Political leaders who won strong voter endorsement for their pledges of reform and closer ties with Western Europe began work Monday on forming a parliamentary coalition to deliver on those promises.
Russian officials grudgingly said they would accept the results of Sunday’s elections for Ukraine’s Supreme Council that will give a trio of pro-Europe parties a majority and the power to steer their troubled nation into the West’s democratic fold.
With most of the vote counted late Monday, political movements headed by President Petro Poroshenko, Prime Minister Arseny Yatsenyuk and a new alliance of young activists had at least 54% of the vote locked up for their expected coalition.
Former Prime Minister Yulia Tymoshenko, whose Fatherland Party placed sixth with 5.7%, has also promised to join forces with the Europe-leaning leaders.
Even as it demonstrated Ukrainians’ commitment to fight the endemic corruption that has placed their country on par with Nigeria, the decisive pro-Europe vote also was likely to further agitate Russian President Vladimir Putin and his proxies in eastern Ukraine who have been rebelling against governance from Kiev.
Russian Foreign Minister Sergei Lavrov said the vote could help focus Ukrainian leaders on “the real problems” they face instead of “swinging to the East or West,” according to an interview carried by Russia’s LifeNews television. Russia is pleased that Ukraine now has a government “that’s not fighting itself” and can concentrate on restoring unity to the country, Lavrov said.

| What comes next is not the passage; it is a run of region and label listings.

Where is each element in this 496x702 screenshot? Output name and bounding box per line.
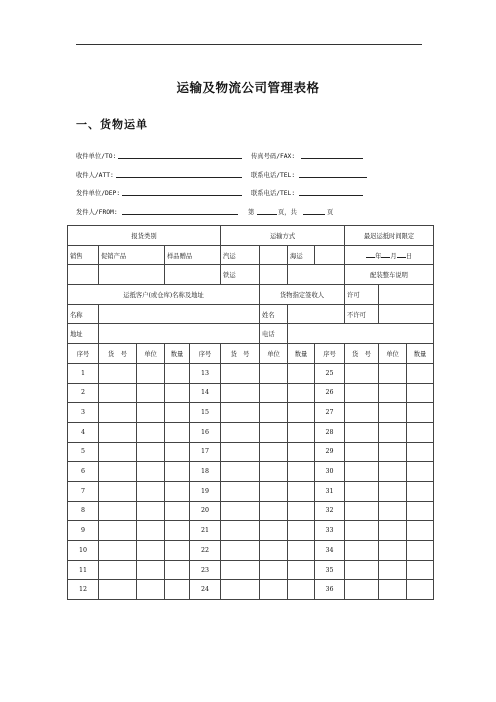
row-number: 8 xyxy=(68,501,99,521)
item-code-cell[interactable] xyxy=(99,521,137,541)
day-label: 日 xyxy=(405,253,412,261)
row-number: 9 xyxy=(68,521,99,541)
page-suffix: 页 xyxy=(327,209,334,216)
item-code-cell[interactable] xyxy=(99,403,137,423)
address-label: 地址 xyxy=(68,324,99,344)
row-number: 20 xyxy=(190,501,221,521)
item-code-cell[interactable] xyxy=(221,501,260,521)
item-code-cell[interactable] xyxy=(99,541,137,561)
unit-cell[interactable] xyxy=(137,481,165,501)
item-code-cell[interactable] xyxy=(345,403,379,423)
permit-checkbox[interactable] xyxy=(379,285,434,305)
unit-cell[interactable] xyxy=(379,580,407,600)
quantity-cell[interactable] xyxy=(165,521,190,541)
item-code-cell[interactable] xyxy=(99,363,137,383)
item-code-cell[interactable] xyxy=(221,442,260,462)
to-label: 收件单位/TO: xyxy=(76,153,117,160)
table-row xyxy=(68,363,434,383)
from-input-line[interactable] xyxy=(122,214,238,215)
promo-products-label: 促销产品 xyxy=(99,245,165,265)
row-number: 30 xyxy=(315,462,345,482)
page-total-line[interactable] xyxy=(303,214,325,215)
unit-cell[interactable] xyxy=(260,541,288,561)
quantity-cell[interactable] xyxy=(288,442,315,462)
row-number: 29 xyxy=(315,442,345,462)
row-number: 27 xyxy=(315,403,345,423)
row-number: 34 xyxy=(315,541,345,561)
quantity-cell[interactable] xyxy=(407,501,434,521)
quantity-cell[interactable] xyxy=(288,560,315,580)
quantity-cell[interactable] xyxy=(288,521,315,541)
table-row xyxy=(68,521,434,541)
waybill-table xyxy=(67,225,434,600)
row-number: 4 xyxy=(68,422,99,442)
quantity-cell[interactable] xyxy=(288,422,315,442)
quantity-cell[interactable] xyxy=(165,501,190,521)
unit-cell[interactable] xyxy=(260,442,288,462)
row-number: 19 xyxy=(190,481,221,501)
road-label: 汽运 xyxy=(221,245,260,265)
quantity-cell[interactable] xyxy=(407,383,434,403)
fax-label: 传真号码/FAX: xyxy=(251,153,296,160)
item-rows xyxy=(68,363,434,599)
rail-label: 铁运 xyxy=(221,265,260,285)
quantity-cell[interactable] xyxy=(407,422,434,442)
col-header: 单位 xyxy=(260,344,288,364)
col-header: 序号 xyxy=(68,344,99,364)
unit-cell[interactable] xyxy=(137,383,165,403)
quantity-cell[interactable] xyxy=(288,501,315,521)
quantity-cell[interactable] xyxy=(165,422,190,442)
col-header: 序号 xyxy=(315,344,345,364)
item-code-cell[interactable] xyxy=(99,462,137,482)
unit-cell[interactable] xyxy=(137,521,165,541)
row-number: 25 xyxy=(315,363,345,383)
item-code-cell[interactable] xyxy=(221,363,260,383)
unit-cell[interactable] xyxy=(379,422,407,442)
unit-cell[interactable] xyxy=(137,422,165,442)
col-header: 序号 xyxy=(190,344,221,364)
unit-cell[interactable] xyxy=(260,462,288,482)
quantity-cell[interactable] xyxy=(407,560,434,580)
designated-signer-header: 货物指定签收人 xyxy=(260,285,345,305)
item-code-cell[interactable] xyxy=(345,521,379,541)
col-header: 货 号 xyxy=(99,344,137,364)
item-code-cell[interactable] xyxy=(221,580,260,600)
item-code-cell[interactable] xyxy=(221,521,260,541)
row-number: 12 xyxy=(68,580,99,600)
item-code-cell[interactable] xyxy=(345,501,379,521)
item-code-cell[interactable] xyxy=(345,363,379,383)
item-code-cell[interactable] xyxy=(99,442,137,462)
quantity-cell[interactable] xyxy=(407,541,434,561)
row-number: 36 xyxy=(315,580,345,600)
row-number: 13 xyxy=(190,363,221,383)
section-heading: 一、货物运单 xyxy=(76,118,148,131)
item-code-cell[interactable] xyxy=(345,442,379,462)
consignee-header: 运抵客户(或仓库)名称及地址 xyxy=(68,285,260,305)
unit-cell[interactable] xyxy=(379,560,407,580)
unit-cell[interactable] xyxy=(379,462,407,482)
sea-checkbox[interactable] xyxy=(315,245,345,265)
col-header: 单位 xyxy=(379,344,407,364)
sea-label: 海运 xyxy=(288,245,315,265)
report-category-header: 报货类别 xyxy=(68,226,221,246)
from-label: 发件人/FROM: xyxy=(76,209,118,216)
item-code-cell[interactable] xyxy=(345,580,379,600)
unit-cell[interactable] xyxy=(379,363,407,383)
quantity-cell[interactable] xyxy=(165,403,190,423)
dep-input-line[interactable] xyxy=(122,195,242,196)
year-label: 年 xyxy=(375,253,382,261)
latest-arrival-header: 最迟运抵时间限定 xyxy=(345,226,434,246)
transport-mode-header: 运输方式 xyxy=(221,226,345,246)
quantity-cell[interactable] xyxy=(165,462,190,482)
unit-cell[interactable] xyxy=(260,580,288,600)
table-row xyxy=(68,481,434,501)
unit-cell[interactable] xyxy=(379,501,407,521)
item-code-cell[interactable] xyxy=(221,481,260,501)
name-cell[interactable] xyxy=(99,304,260,324)
unit-cell[interactable] xyxy=(260,521,288,541)
unit-cell[interactable] xyxy=(379,403,407,423)
item-code-cell[interactable] xyxy=(345,541,379,561)
unit-cell[interactable] xyxy=(260,501,288,521)
dep-label: 发件单位/DEP: xyxy=(76,190,121,197)
fax-input-line[interactable] xyxy=(301,158,363,159)
row-number: 11 xyxy=(68,560,99,580)
year-line[interactable] xyxy=(366,250,375,258)
quantity-cell[interactable] xyxy=(288,541,315,561)
quantity-cell[interactable] xyxy=(288,383,315,403)
row-number: 24 xyxy=(190,580,221,600)
sales-cell[interactable] xyxy=(68,265,99,285)
page-number-line[interactable] xyxy=(257,214,277,215)
promo-products-cell[interactable] xyxy=(99,265,165,285)
quantity-cell[interactable] xyxy=(407,521,434,541)
row-number: 6 xyxy=(68,462,99,482)
item-code-cell[interactable] xyxy=(99,580,137,600)
col-header: 货 号 xyxy=(345,344,379,364)
header-rule xyxy=(76,44,422,45)
unit-cell[interactable] xyxy=(260,422,288,442)
table-row xyxy=(68,442,434,462)
col-header: 数量 xyxy=(407,344,434,364)
quantity-cell[interactable] xyxy=(407,462,434,482)
quantity-cell[interactable] xyxy=(407,442,434,462)
to-input-line[interactable] xyxy=(118,158,242,159)
person-name-label: 姓名 xyxy=(260,304,288,324)
phone-label: 电话 xyxy=(260,324,288,344)
unit-cell[interactable] xyxy=(137,363,165,383)
document-title: 运输及物流公司管理表格 xyxy=(176,80,320,95)
att-label: 收件人/ATT: xyxy=(76,172,114,179)
row-number: 2 xyxy=(68,383,99,403)
row-number: 17 xyxy=(190,442,221,462)
item-code-cell[interactable] xyxy=(221,541,260,561)
row-number: 5 xyxy=(68,442,99,462)
row-number: 7 xyxy=(68,481,99,501)
unit-cell[interactable] xyxy=(379,521,407,541)
table-row xyxy=(68,462,434,482)
page-prefix: 第 xyxy=(248,209,255,216)
item-code-cell[interactable] xyxy=(99,481,137,501)
table-row xyxy=(68,422,434,442)
permit-label: 许可 xyxy=(345,285,379,305)
row-number: 21 xyxy=(190,521,221,541)
item-code-cell[interactable] xyxy=(221,383,260,403)
quantity-cell[interactable] xyxy=(288,481,315,501)
person-name-cell[interactable] xyxy=(288,304,345,324)
quantity-cell[interactable] xyxy=(407,363,434,383)
unit-cell[interactable] xyxy=(260,481,288,501)
item-code-cell[interactable] xyxy=(345,422,379,442)
unit-cell[interactable] xyxy=(137,560,165,580)
no-permit-checkbox[interactable] xyxy=(379,304,434,324)
tel1-input-line[interactable] xyxy=(299,177,367,178)
unit-cell[interactable] xyxy=(137,403,165,423)
item-code-cell[interactable] xyxy=(99,560,137,580)
row-number: 14 xyxy=(190,383,221,403)
item-code-cell[interactable] xyxy=(345,462,379,482)
row-number: 28 xyxy=(315,422,345,442)
row-number: 1 xyxy=(68,363,99,383)
unit-cell[interactable] xyxy=(137,442,165,462)
col-header: 数量 xyxy=(165,344,190,364)
col-header: 单位 xyxy=(137,344,165,364)
tel2-input-line[interactable] xyxy=(299,195,363,196)
row-number: 22 xyxy=(190,541,221,561)
table-row xyxy=(68,560,434,580)
item-code-cell[interactable] xyxy=(99,422,137,442)
quantity-cell[interactable] xyxy=(165,383,190,403)
item-code-cell[interactable] xyxy=(99,383,137,403)
unit-cell[interactable] xyxy=(379,442,407,462)
att-input-line[interactable] xyxy=(116,177,242,178)
address-cell[interactable] xyxy=(99,324,260,344)
unit-cell[interactable] xyxy=(137,580,165,600)
row-number: 10 xyxy=(68,541,99,561)
quantity-cell[interactable] xyxy=(165,560,190,580)
quantity-cell[interactable] xyxy=(165,580,190,600)
day-line[interactable] xyxy=(397,250,406,258)
quantity-cell[interactable] xyxy=(288,403,315,423)
row-number: 18 xyxy=(190,462,221,482)
name-label: 名称 xyxy=(68,304,99,324)
unit-cell[interactable] xyxy=(137,541,165,561)
sample-gifts-cell[interactable] xyxy=(165,265,221,285)
road-checkbox[interactable] xyxy=(260,245,288,265)
table-row xyxy=(68,383,434,403)
unit-cell[interactable] xyxy=(260,363,288,383)
arrival-date[interactable] xyxy=(345,245,434,265)
col-header: 数量 xyxy=(288,344,315,364)
col-header: 货 号 xyxy=(221,344,260,364)
unit-cell[interactable] xyxy=(137,501,165,521)
row-number: 32 xyxy=(315,501,345,521)
quantity-cell[interactable] xyxy=(288,462,315,482)
table-row xyxy=(68,580,434,600)
unit-cell[interactable] xyxy=(379,481,407,501)
row-number: 33 xyxy=(315,521,345,541)
row-number: 31 xyxy=(315,481,345,501)
row-number: 26 xyxy=(315,383,345,403)
unit-cell[interactable] xyxy=(260,560,288,580)
row-number: 16 xyxy=(190,422,221,442)
item-code-cell[interactable] xyxy=(221,462,260,482)
item-code-cell[interactable] xyxy=(221,403,260,423)
quantity-cell[interactable] xyxy=(165,442,190,462)
quantity-cell[interactable] xyxy=(165,481,190,501)
row-number: 35 xyxy=(315,560,345,580)
table-row xyxy=(68,403,434,423)
quantity-cell[interactable] xyxy=(165,363,190,383)
full-truck-note-label: 配装整车说明 xyxy=(345,265,434,285)
row-number: 15 xyxy=(190,403,221,423)
sample-gifts-label: 样品赠品 xyxy=(165,245,221,265)
item-code-cell[interactable] xyxy=(99,501,137,521)
row-number: 23 xyxy=(190,560,221,580)
item-code-cell[interactable] xyxy=(345,560,379,580)
item-code-cell[interactable] xyxy=(221,422,260,442)
unit-cell[interactable] xyxy=(379,541,407,561)
unit-cell[interactable] xyxy=(379,383,407,403)
unit-cell[interactable] xyxy=(137,462,165,482)
quantity-cell[interactable] xyxy=(407,580,434,600)
unit-cell[interactable] xyxy=(260,403,288,423)
no-permit-label: 不许可 xyxy=(345,304,379,324)
row-number: 3 xyxy=(68,403,99,423)
rail-checkbox[interactable] xyxy=(260,265,288,285)
quantity-cell[interactable] xyxy=(165,541,190,561)
unit-cell[interactable] xyxy=(260,383,288,403)
phone-cell[interactable] xyxy=(288,324,434,344)
sales-label: 销售 xyxy=(68,245,99,265)
quantity-cell[interactable] xyxy=(288,363,315,383)
tel1-label: 联系电话/TEL: xyxy=(251,172,296,179)
quantity-cell[interactable] xyxy=(407,481,434,501)
item-code-cell[interactable] xyxy=(345,481,379,501)
item-code-cell[interactable] xyxy=(221,560,260,580)
rail-extra-cell[interactable] xyxy=(288,265,345,285)
quantity-cell[interactable] xyxy=(407,403,434,423)
month-label: 月 xyxy=(390,253,397,261)
tel2-label: 联系电话/TEL: xyxy=(251,190,296,197)
table-row xyxy=(68,501,434,521)
item-column-headers xyxy=(68,344,434,364)
page-mid: 页，共 xyxy=(278,209,297,216)
table-row xyxy=(68,541,434,561)
item-code-cell[interactable] xyxy=(345,383,379,403)
quantity-cell[interactable] xyxy=(288,580,315,600)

Lavrov’s deputy, Grigory Karasin, was less sanguine on the election outcome.
“We are waiting for the official results while there is rather contradictory data,” Karasin told the Interfax news agency. “But it is already clear that, despite the rude and dirty campaigning, the elections took place.”
Separatist gunmen backed by Russia control significant areas of Ukraine’s Donetsk and Luhansk regions. They blocked voting in their territory on Sunday, as did the new Russian government in Crimea, the military stronghold seized and annexed by Moscow this year. That has served to further diminish the voice that pro-Russia eastern politicians had in Ukraine’s political affairs before the ouster in February of Kremlin-allied President Viktor Yanukovich.
Poroshenko praised Ukrainians for their endorsement of his reform course and the country’s goal to eventually secure membership in the European Union.
“For the first time in the history of Ukraine, the ruling parties gained more than 50% of votes. It is impressive,” he said in a statement posted on the presidential website. “It is a vote of trust the Ukrainian people gave to the political parties to immediately begin the process of reforms.”
Poroshenko Bloc leader Yuriy Lutsenko told journalists that the faction was already in talks with the parties sharing the president’s priorities of restoring peace in the embattled eastern regions and cleaning up the country’s finances and reputation.
The tumultuous events of the last 11 months left Yanukovich’s Party of Regions in disarray. Some politicians of the former ruling party ran under a new pro-Russia alliance called the Opposition Bloc, which won about 10% of Sunday’s vote. But the Communist Party, their allies in the quest to retain and even strengthen economic and political collaboration with Russia, failed to get enough votes in the balloting for party slates and, for the first time in modern Ukrainian history, will not be represented in the legislature.
The Kiev government’s inability to open polling places for at least 4 million registered voters was among the failings of balloting carried out amid civil war and economic disaster, according to election monitors from the Organization for Security and Cooperation in Europe. But the observers said the vote was overall fair and legitimate.
Political analysts say they recognize the risk of a unified turn westward further antagonizing the Kremlin, which has insisted on Eastern Europe remaining in Moscow’s political orbit. But they insist that the course toward Western Europe is Ukraine’s to define, not Russia’s, and that Putin will have to come to some accommodation with Kiev to provide for Russians in Crimea and Ukraine’s east.
“I don’t see how relations between our states can be worse when we are already at war,” said historian and Ukraine Voters Committee Chairman Oleksiy Koshel.
He said Moscow’s plan to build a bridge from mainland Russia to the Crimean peninsula across the tempestuous Kerch Strait to create a supply line would be expensive, time-consuming and unreliable. Pragmatism, Koshel said, will compel Putin to agree to scrap the bridge project in exchange for Ukraine supplying electricity, drinking water and heating fuel to a Crimea region at least nominally within the Ukrainian state.
That would be a face-saving way of providing for the largely Russian community in Crimea and sparing Moscow billions in investment that would only add to Russia’s economic woes amid Western sanctions and falling oil prices, Koshel said.
Russian provocations in the east have decreased since a European-brokered Sept. 5 cease-fire, but they have not ended, and a swift surge in shelling of government positions on the eastern front was noted immediately after the elections, said Col. Andriy Lysenko, spokesman for Ukraine’s National Security and Defense Council.